Maç öncesi Galatasaray açık ara favori gözükse de başlangıç düdüğüyle birlikte Antalyaspor, akıllı bir taktik uyguladı. Akdeniz temsilcisi, ev sahibinin kendi üstüne geleceğini düşünerek özellikle Nakajima üzerinden hızlı ataklar yapmayı planlamıştı. Bunların birçoğunda da başarılı oldu. 18. dakikada Larsson'un direkten dönen şutu haricinde de iyi fırsatlar yakaladılar. Bazılarında son pas tercihlerinde hatalı kararlar verdiler. Galatasaray da Boey ve Abdülkerim'le gole yaklaştı ama ilk 45 dakika itibarıyla lider, oyun üstünlüğünü rakibe kabul ettiremedi. Galatasaray'ın sol kanadı ilk yarıda adeta hiç çalışmadı. Emre ve Kerem arasındaki uyum sorunu da göze çarptı. Bu arada Antalyaspor'un Benfi ca'dan yeni transfer ettiği kaleci Helton da pek uyum sorunu yaşamayacağını gösterdi.

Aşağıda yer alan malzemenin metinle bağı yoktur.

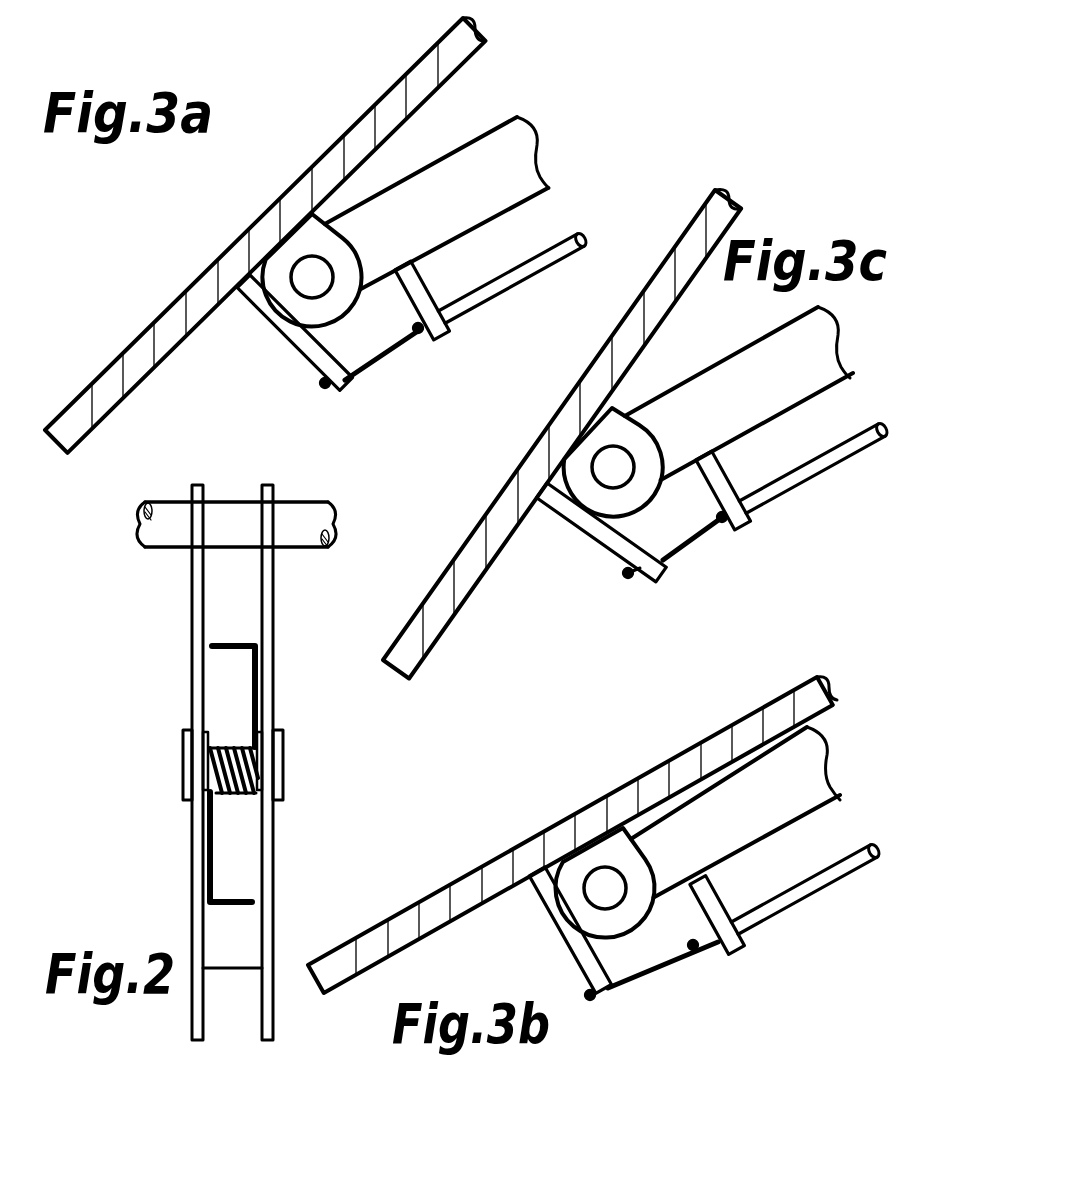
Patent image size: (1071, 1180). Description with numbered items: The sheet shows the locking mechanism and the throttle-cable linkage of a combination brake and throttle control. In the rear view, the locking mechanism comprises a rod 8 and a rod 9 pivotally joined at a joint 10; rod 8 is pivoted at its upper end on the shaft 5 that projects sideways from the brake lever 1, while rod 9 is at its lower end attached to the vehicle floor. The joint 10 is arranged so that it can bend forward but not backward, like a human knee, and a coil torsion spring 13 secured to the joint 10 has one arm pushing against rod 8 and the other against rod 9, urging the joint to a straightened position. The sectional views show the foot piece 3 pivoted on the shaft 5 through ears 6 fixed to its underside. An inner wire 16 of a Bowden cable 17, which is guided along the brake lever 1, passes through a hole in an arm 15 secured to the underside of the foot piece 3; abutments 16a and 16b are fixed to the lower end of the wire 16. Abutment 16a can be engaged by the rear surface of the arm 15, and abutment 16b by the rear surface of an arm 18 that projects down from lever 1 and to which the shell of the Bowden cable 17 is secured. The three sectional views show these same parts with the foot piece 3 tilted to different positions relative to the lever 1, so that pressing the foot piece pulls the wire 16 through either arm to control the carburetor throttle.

In FIG. 3a, the brake lever 1 is at (508, 173).
In FIG. 3c, the brake lever 1 is at (810, 363).
In FIG. 3b, the brake lever 1 is at (800, 783).
In FIG. 3a, the foot piece 3 is at (352, 130).
In FIG. 3c, the foot piece 3 is at (648, 312).
In FIG. 3b, the foot piece 3 is at (722, 748).
In FIG. 3a, the shaft 5 is at (310, 277).
In FIG. 3c, the shaft 5 is at (612, 468).
In FIG. 3b, the shaft 5 is at (603, 888).
In FIG. 2, the shaft 5 is at (297, 535).
In FIG. 3a, the ears 6 is at (312, 243).
In FIG. 3c, the ears 6 is at (615, 432).
In FIG. 3b, the ears 6 is at (618, 847).
In FIG. 2, the rod 8 is at (277, 658).
In FIG. 2, the rod 9 is at (270, 862).
In FIG. 2, the joint 10 is at (298, 772).
In FIG. 2, the coil torsion spring 13 is at (250, 703).
In FIG. 3a, the arm 15 is at (285, 337).
In FIG. 3c, the arm 15 is at (587, 527).
In FIG. 3b, the arm 15 is at (567, 933).
In FIG. 3a, the inner wire 16 is at (380, 357).
In FIG. 3c, the inner wire 16 is at (683, 548).
In FIG. 3b, the inner wire 16 is at (648, 975).
In FIG. 3a, the abutment 16a is at (326, 393).
In FIG. 3c, the abutment 16a is at (628, 580).
In FIG. 3b, the abutment 16a is at (590, 1003).
In FIG. 3a, the abutment 16b is at (420, 334).
In FIG. 3c, the abutment 16b is at (723, 527).
In FIG. 3b, the abutment 16b is at (700, 955).
In FIG. 3a, the Bowden cable 17 is at (532, 268).
In FIG. 3c, the Bowden cable 17 is at (832, 460).
In FIG. 3b, the Bowden cable 17 is at (813, 887).
In FIG. 3a, the arm 18 is at (437, 332).
In FIG. 3c, the arm 18 is at (740, 520).
In FIG. 3b, the arm 18 is at (735, 944).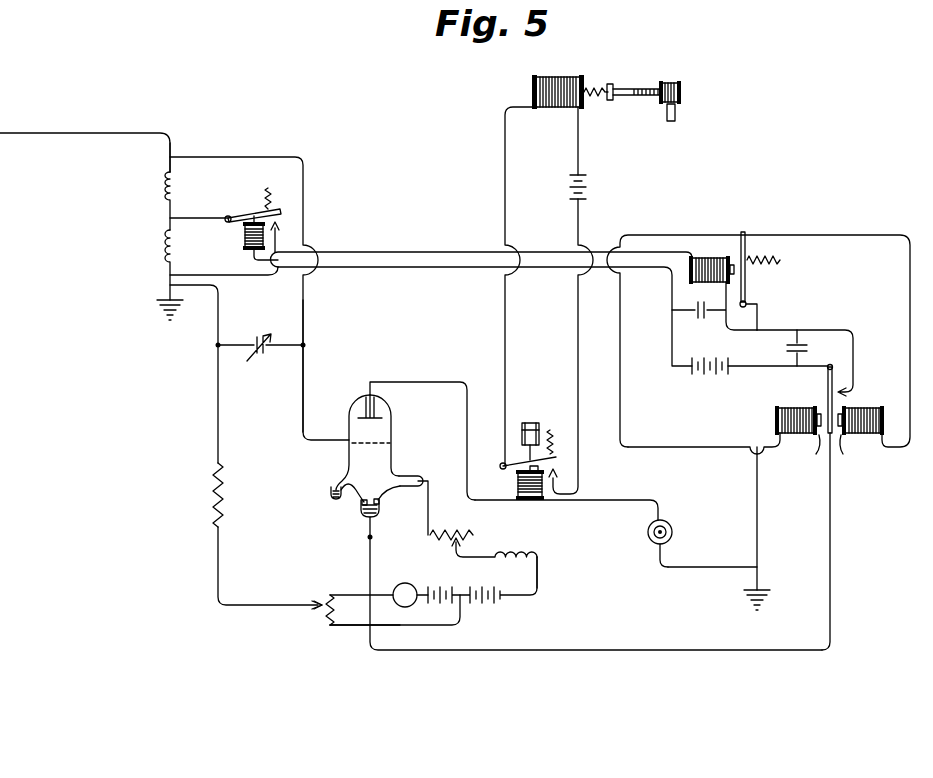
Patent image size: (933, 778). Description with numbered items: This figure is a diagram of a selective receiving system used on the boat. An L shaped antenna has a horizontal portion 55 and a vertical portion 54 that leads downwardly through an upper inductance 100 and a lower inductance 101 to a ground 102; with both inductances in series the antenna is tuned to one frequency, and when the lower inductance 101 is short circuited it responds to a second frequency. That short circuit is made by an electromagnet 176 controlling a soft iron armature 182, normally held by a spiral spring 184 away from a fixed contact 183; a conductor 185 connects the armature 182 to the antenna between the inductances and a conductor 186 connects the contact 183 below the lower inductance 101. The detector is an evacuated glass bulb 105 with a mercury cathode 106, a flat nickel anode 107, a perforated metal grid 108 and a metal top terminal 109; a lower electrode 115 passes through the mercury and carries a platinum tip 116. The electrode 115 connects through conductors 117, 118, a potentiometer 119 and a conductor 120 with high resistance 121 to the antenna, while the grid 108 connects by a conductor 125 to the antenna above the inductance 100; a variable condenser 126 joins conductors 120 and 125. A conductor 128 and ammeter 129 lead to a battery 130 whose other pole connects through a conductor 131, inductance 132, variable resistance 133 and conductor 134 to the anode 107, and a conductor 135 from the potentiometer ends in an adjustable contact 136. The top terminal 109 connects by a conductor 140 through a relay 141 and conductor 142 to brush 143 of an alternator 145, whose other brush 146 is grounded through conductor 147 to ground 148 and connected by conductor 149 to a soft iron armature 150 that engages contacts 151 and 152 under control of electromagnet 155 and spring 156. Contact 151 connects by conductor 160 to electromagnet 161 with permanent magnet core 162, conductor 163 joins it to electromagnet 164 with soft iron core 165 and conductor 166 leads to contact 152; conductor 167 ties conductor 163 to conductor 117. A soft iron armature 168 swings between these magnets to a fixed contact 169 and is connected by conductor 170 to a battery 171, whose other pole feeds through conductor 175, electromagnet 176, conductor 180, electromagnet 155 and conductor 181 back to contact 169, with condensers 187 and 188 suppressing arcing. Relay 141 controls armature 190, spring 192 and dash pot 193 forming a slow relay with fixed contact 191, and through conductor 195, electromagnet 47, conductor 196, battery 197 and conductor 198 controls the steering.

The antenna horizontal portion 55 is at (66, 133).
The vertical portion of the antenna 54 is at (177, 144).
The upper inductance 100 is at (163, 191).
The lower inductance 101 is at (163, 253).
The ground 102 is at (164, 306).
The conductor 185 is at (191, 218).
The soft iron armature 182 is at (262, 213).
The spiral spring 184 is at (282, 184).
The fixed contact 183 is at (283, 223).
The electromagnet 176 is at (243, 237).
The conductor 186 is at (262, 277).
The conductor 120 is at (216, 398).
The high resistance 121 is at (212, 490).
The variable condenser 126 is at (257, 356).
The conductor 125 is at (304, 379).
The evacuated glass bulb 105 is at (349, 459).
The metal top terminal 109 is at (377, 419).
The perforated metal grid 108 is at (392, 443).
The nickel anode 107 is at (358, 501).
The mercury cathode 106 is at (362, 516).
The lower electrode 115 is at (377, 509).
The platinum tip 116 is at (380, 502).
The conductor 134 is at (430, 503).
The conductor 140 is at (422, 382).
The conductor 117 is at (369, 559).
The conductor 128 is at (384, 594).
The ammeter 129 is at (407, 583).
The battery 130 is at (471, 586).
The adjustable contact 136 is at (463, 611).
The inductance 132 is at (514, 551).
The variable resistance 133 is at (451, 527).
The conductor 131 is at (538, 580).
The conductor 118 is at (335, 594).
The potentiometer 119 is at (327, 612).
The conductor 135 is at (352, 628).
The electromagnet 47 is at (556, 77).
The conductor 195 is at (504, 330).
The conductor 196 is at (579, 152).
The battery 197 is at (587, 187).
The conductor 198 is at (580, 304).
The conductor 180 is at (392, 252).
The conductor 175 is at (393, 268).
The soft iron armature 190 is at (558, 458).
The dash pot 193 is at (522, 435).
The spiral spring 192 is at (553, 436).
The fixed contact 191 is at (562, 479).
The relay 141 is at (517, 491).
The conductor 142 is at (632, 500).
The brush or terminal 143 is at (668, 521).
The alternator 145 is at (674, 528).
The brush or terminal 146 is at (667, 551).
The conductor 147 is at (710, 568).
The ground 148 is at (749, 601).
The conductor 149 is at (758, 521).
The conductor 167 is at (831, 546).
The conductor 160 is at (845, 235).
The conductor 166 is at (690, 448).
The stationary electromagnet 155 is at (711, 258).
The soft iron armature 150 is at (747, 289).
The fixed contact 152 is at (738, 224).
The fixed contact 151 is at (753, 236).
The spiral spring 156 is at (779, 259).
The condenser 188 is at (701, 319).
The conductor 181 is at (781, 330).
The condenser 187 is at (808, 348).
The fixed contact 169 is at (844, 388).
The battery 171 is at (708, 375).
The conductor 170 is at (752, 368).
The soft iron armature 168 is at (827, 380).
The stationary electromagnet 164 is at (797, 408).
The stationary electromagnet 161 is at (871, 408).
The conductor 163 is at (816, 440).
The soft iron core 165 is at (816, 456).
The core 162 is at (843, 456).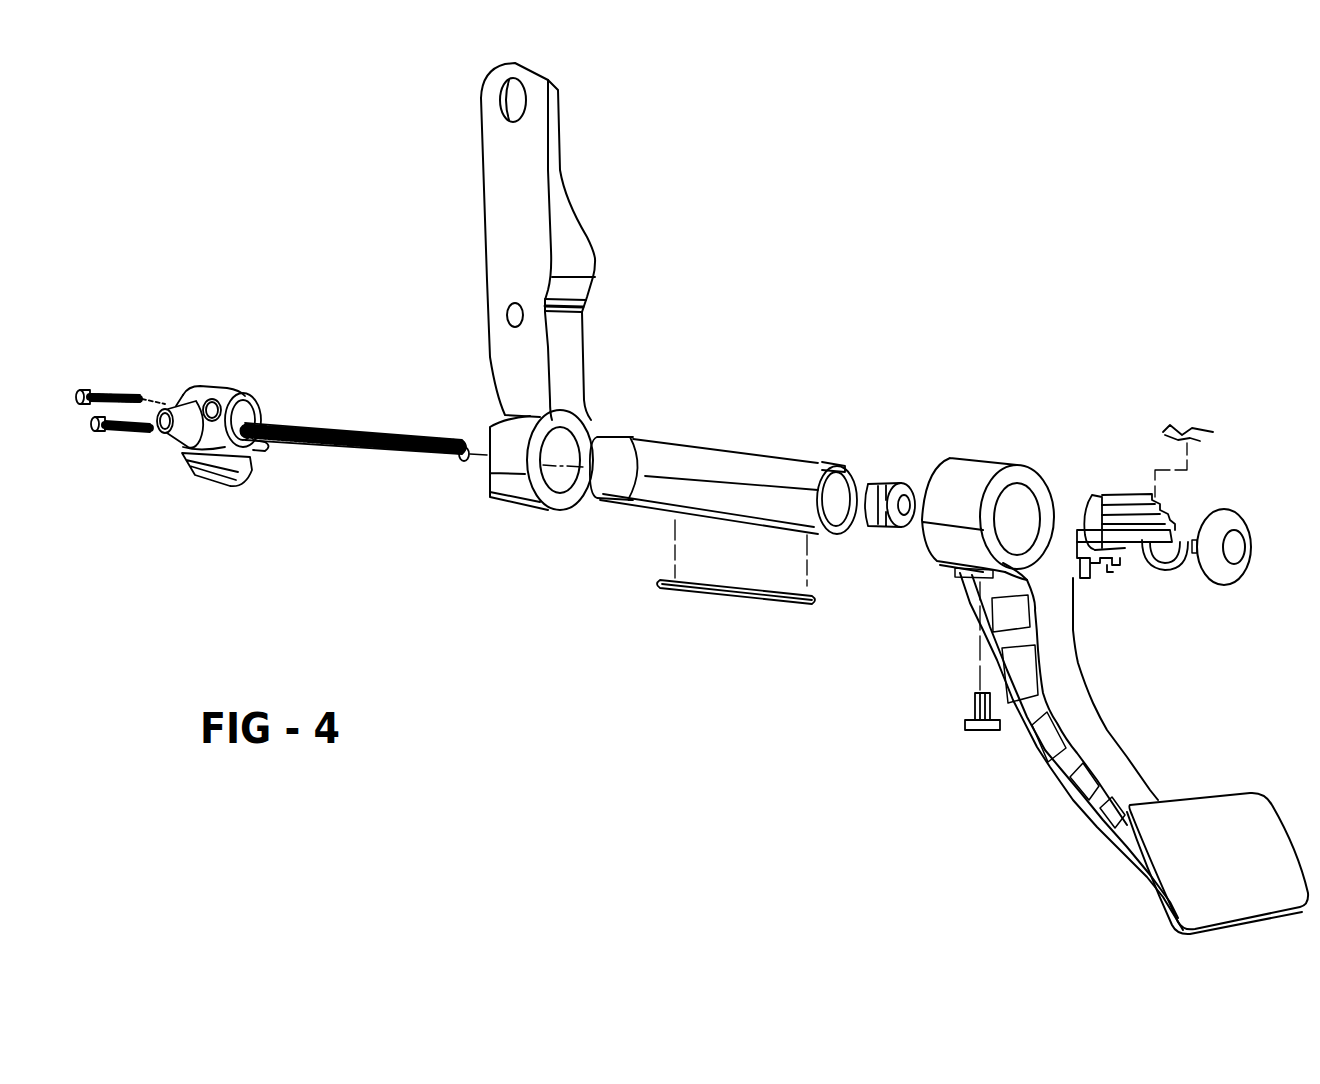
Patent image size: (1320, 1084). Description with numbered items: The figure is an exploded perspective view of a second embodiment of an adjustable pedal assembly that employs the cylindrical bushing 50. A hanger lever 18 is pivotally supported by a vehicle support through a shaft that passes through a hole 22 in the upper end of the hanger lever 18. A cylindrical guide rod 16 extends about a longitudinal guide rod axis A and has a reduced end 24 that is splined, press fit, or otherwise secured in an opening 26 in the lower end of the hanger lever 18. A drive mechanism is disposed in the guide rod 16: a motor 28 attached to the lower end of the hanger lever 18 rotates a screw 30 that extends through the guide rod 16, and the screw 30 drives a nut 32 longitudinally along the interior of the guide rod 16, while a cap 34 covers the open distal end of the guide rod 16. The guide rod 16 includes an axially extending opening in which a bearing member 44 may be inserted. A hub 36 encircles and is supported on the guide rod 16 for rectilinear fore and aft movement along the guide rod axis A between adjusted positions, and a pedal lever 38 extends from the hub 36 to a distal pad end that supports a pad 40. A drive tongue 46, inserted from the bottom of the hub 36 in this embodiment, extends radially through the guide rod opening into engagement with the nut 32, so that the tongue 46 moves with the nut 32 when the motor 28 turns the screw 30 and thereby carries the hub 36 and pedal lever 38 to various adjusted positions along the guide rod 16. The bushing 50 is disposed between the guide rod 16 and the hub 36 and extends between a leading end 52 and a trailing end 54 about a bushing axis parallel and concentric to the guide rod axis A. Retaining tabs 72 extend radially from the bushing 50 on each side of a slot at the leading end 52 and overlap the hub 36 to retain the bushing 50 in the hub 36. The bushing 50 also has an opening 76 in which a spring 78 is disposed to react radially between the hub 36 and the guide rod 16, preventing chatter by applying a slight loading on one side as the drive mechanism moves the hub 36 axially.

The guide rod 16 is at (723, 439).
The hanger lever 18 is at (515, 333).
The hole 22 is at (505, 100).
The reduced end 24 is at (622, 440).
The opening 26 is at (560, 510).
The motor 28 is at (213, 387).
The screw 30 is at (362, 420).
The nut 32 is at (888, 480).
The cap 34 is at (1249, 497).
The hub 36 is at (973, 480).
The pedal lever 38 is at (1128, 748).
The pad 40 is at (1245, 830).
The bearing member 44 is at (733, 598).
The drive tongue 46 is at (967, 703).
The cylindrical bushing 50 is at (1160, 582).
The leading end 52 is at (1157, 539).
The trailing end 54 is at (1193, 515).
The retaining tab 72 is at (1090, 575).
The opening 76 is at (1127, 577).
The spring 78 is at (1183, 428).
The guide rod axis A is at (548, 463).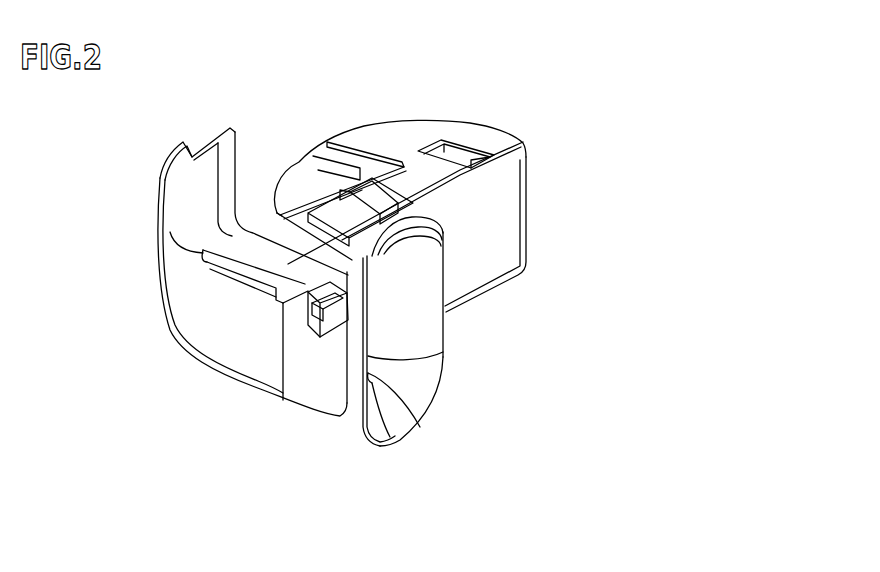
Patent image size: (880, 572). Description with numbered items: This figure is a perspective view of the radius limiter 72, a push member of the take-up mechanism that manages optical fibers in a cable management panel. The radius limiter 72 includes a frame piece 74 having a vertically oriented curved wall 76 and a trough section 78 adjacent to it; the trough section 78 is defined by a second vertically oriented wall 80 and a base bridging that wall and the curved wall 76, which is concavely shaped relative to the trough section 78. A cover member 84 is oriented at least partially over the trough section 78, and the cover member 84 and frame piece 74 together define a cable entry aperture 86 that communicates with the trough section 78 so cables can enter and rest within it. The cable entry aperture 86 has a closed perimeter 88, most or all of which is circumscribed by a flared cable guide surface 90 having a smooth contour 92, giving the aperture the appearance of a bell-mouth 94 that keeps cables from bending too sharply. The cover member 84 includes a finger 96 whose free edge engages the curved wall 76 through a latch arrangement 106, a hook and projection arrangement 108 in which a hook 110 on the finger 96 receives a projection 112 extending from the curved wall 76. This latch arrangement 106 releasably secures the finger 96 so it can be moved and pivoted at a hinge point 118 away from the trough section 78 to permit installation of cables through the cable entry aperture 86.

The radius limiter 72 is at (497, 71).
The frame piece 74 is at (404, 125).
The vertically oriented curved wall 76 is at (162, 175).
The trough section 78 is at (253, 230).
The second vertically oriented wall 80 is at (274, 214).
The cover member 84 is at (250, 263).
The cable entry aperture 86 is at (428, 308).
The closed perimeter 88 is at (378, 443).
The flared cable guide surface 90 is at (418, 402).
The smooth contour 92 is at (399, 428).
The bell-mouth 94 is at (457, 265).
The finger 96 is at (250, 270).
The latch arrangement 106 is at (294, 366).
The hook and projection arrangement 108 is at (282, 319).
The hook 110 is at (332, 330).
The projection 112 is at (335, 313).
The hinge point 118 is at (399, 183).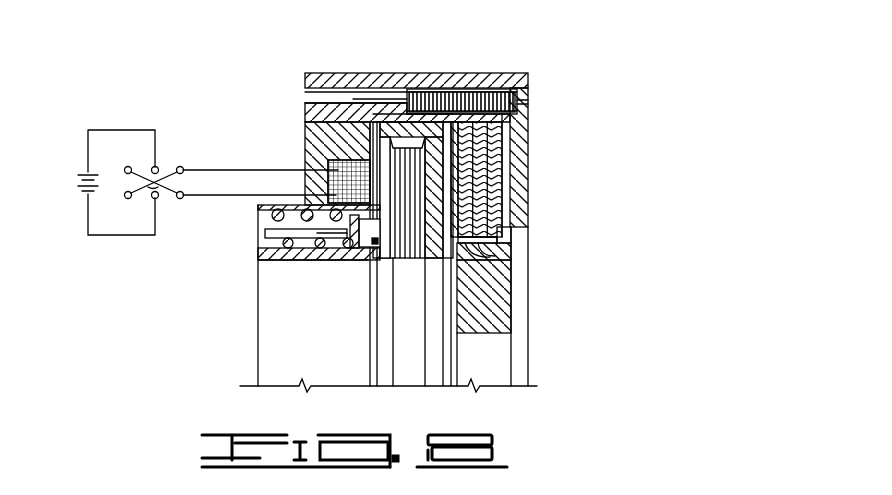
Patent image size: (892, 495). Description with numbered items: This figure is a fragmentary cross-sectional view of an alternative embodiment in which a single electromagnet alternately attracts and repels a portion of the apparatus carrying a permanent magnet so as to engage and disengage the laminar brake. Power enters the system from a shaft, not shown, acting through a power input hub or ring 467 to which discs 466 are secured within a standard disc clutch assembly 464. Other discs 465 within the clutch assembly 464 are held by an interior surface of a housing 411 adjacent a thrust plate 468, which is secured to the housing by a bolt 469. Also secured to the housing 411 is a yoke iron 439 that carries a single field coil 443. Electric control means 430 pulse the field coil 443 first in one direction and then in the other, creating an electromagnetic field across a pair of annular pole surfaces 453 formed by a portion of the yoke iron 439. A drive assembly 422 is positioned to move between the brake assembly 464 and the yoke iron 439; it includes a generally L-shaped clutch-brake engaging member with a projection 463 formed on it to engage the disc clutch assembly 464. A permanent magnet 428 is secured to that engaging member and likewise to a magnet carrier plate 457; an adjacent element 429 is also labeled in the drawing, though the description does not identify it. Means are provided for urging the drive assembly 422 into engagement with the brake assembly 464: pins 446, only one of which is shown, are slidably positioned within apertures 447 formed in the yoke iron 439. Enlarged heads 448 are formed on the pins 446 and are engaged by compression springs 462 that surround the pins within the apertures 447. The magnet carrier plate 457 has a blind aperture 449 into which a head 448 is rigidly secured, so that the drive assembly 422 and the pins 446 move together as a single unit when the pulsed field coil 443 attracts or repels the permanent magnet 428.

İlk yarının sonuna eklenen 2 dakikalık uzatmayı da açıkçası anlamadım. Kronometre tutuyorlardı ama sanırım kronometreyi bir yerlerde unuttular. İkinci devre başlar başlamaz, Galatasaray yeniden baskı kurdu. Bu kez ilk devrede gözükmeyen Kerem, harika bir ortayla Icardi'yi buldu. Icardi'nin kafa vuruşu, ortadan da iyiydi. O yükseklikten giden topa dünkü Helton bile bir şey yapamazdı, yapamadı da... Burada da Icardi'nin ustalığı ön plana çıkıyor. Kısa süre sonra ise G.Saray savunmasının bomboş bıraktığı Adriano, skora dengeyi getirdi.
Futbol hatalar oyununun karşılığı olarak Antalyaspor bu kez kendi ağlarını buldu. Dün akşamki mücadelede Galatasaray belki de en kötü performanslarından birini sergiledi. Üstelik bunun için herhangi bir mazereti yoktu. Galatasaray'ın ne kart cezalısı ne de sakatı vardı. Şampiyonluk yolunda iyi oynadığınız haftalar olabilir. Ancak belirleyici olanlar, kötü gününüzde neler yaptığınızdır. Galatasaray bu sezon özellikle iç sahada kötü oynadığı bazı maçlardan 3 puanla ayrılmayı başardı. Türkiye'de her takım için "istikrarlı" tabirini kullanmak gerçekten zor. Bir önceki hafta kötü oynayanlar, sonrasında esip gürlüyor. Ya da tam tersi... yiyseniz zaten sorun yok. Ama kötüyken kazanıyorsanız, dünkü gibi yürürsünüz.